Un momento del pregón ofrecido por el periodista Miguel Llano en Cangas de Onís. /  JUAN LLACA
Un momento del pregón ofrecido por el periodista Miguel Llano en Cangas de Onís. / JUAN LLACA

El periodista Miguel Llano alabó la vida rural en su pregón del 77 Concurso de Cangas de Onís

LAURA CASTRO CANGAS DE ONÍS.

Pensar en lo que tenía en común con Cangas de Onís. Eso fue lo que hizo Miguel Llano, periodista gastronómico, para escribir el pregón que supuso el pistoletazo de salida del 77 Concurso de Quesos de los Picos de Europa que tendrá lugar el próximo jueves en la capital canguesa. No estaba solo, contó con la ayuda de «un buen amigo e hijo predilecto» del concejo, «un defensor y amante del queso», José Antonio Campoviejo. «Me explicó y le expliqué qué es ser de Cangas y concluimos que es un orgullo difícil de explicar, pero tranquilo y amable», comenzó Llano. Recordó los aspectos más cotidianos de la vida canguesa como los domingos en la plaza o «abrirle al que viene de fuera y ofrecerle todo cuanto uno es» y suspiró antes de exclamar: «¡Qué delicia estar aquí!».

El periodista gastronómico continuó haciendo referencia a la época convulsa actual que «es rápida e impredecible». Sin embargo, señaló que «por más que nos empeñemos en correr la tierra sigue teniendo su propio ritmo y lo que nace de ella, como el queso, requiere tiempo». Rememoró las palabras de su buen amigo: «Asturias ya no existe. Hemos perdido todo lo que somos en la medida en que hemos perdido nuestra vida rural». Y las contradijo, pues «cada vez que vuelvo a pisar territorio cangués y pruebo los quesos, me doy cuenta de que sí que existe. De que la historia de nuestros ancestros, nuestro verde, nuestra lluvia y nuestras hojas caídas en otoño tienen que ver con este manjar más que cualquier otra cosa», explicó.

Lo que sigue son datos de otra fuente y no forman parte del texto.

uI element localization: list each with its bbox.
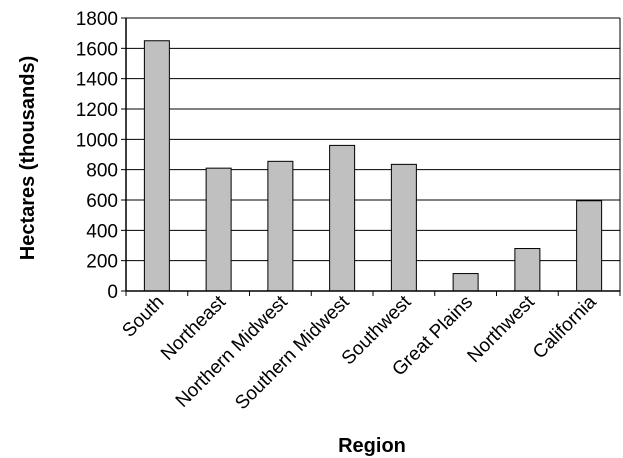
y-axis-title: Hectares (thousands)	[17, 56, 39, 261]
y-tick-label: 200	[86, 252, 118, 273]
bars	[143, 40, 603, 292]
x-tick-label: California	[529, 291, 601, 363]
x-tick-label: Northwest	[464, 291, 540, 367]
y-tick-labels: 0 200 400 600 800 1000 1200 1400 1600 1800	[76, 9, 118, 303]
y-tick-label: 0	[107, 282, 118, 303]
bar-southwest	[390, 163, 417, 292]
x-tick-label: South	[118, 292, 168, 342]
axes	[121, 17, 621, 296]
bar-northeast	[205, 167, 232, 292]
bar-south	[143, 40, 170, 292]
bar-southern-midwest	[329, 144, 356, 292]
y-tick-label: 800	[86, 161, 118, 182]
bar-california	[576, 200, 603, 292]
y-tick-label: 1000	[76, 130, 118, 151]
y-tick-label: 1400	[76, 70, 118, 91]
y-tick-label: 1600	[76, 39, 118, 60]
bar-great-plains	[452, 273, 479, 292]
y-tick-label: 600	[86, 191, 118, 212]
x-tick-label: Southern Midwest	[231, 291, 354, 414]
x-tick-label: Northern Midwest	[172, 291, 293, 412]
x-axis-title: Region	[338, 435, 406, 457]
y-tick-label: 1800	[76, 9, 118, 30]
bar-northwest	[514, 248, 541, 292]
bar-northern-midwest	[267, 160, 294, 292]
y-tick-label: 400	[86, 221, 118, 242]
y-tick-label: 1200	[76, 100, 118, 121]
gridlines	[126, 17, 620, 262]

Se despidió con una petición expresa para los cangueses: «conservad lo que sois, orgullosos, fuertes y amables». Y deseó que «esta vida rápida en exceso, nos permita seguir juntándonos en la plaza para hablar de lo que somos, para aprender de lo que otros son, como hacen a cada bocado con humildad los quesos». Llano finalizó su pregón asegurando que «el Gamonéu, el Cabrales y Los Beyos son uno de los últimos reductos de la asturianía».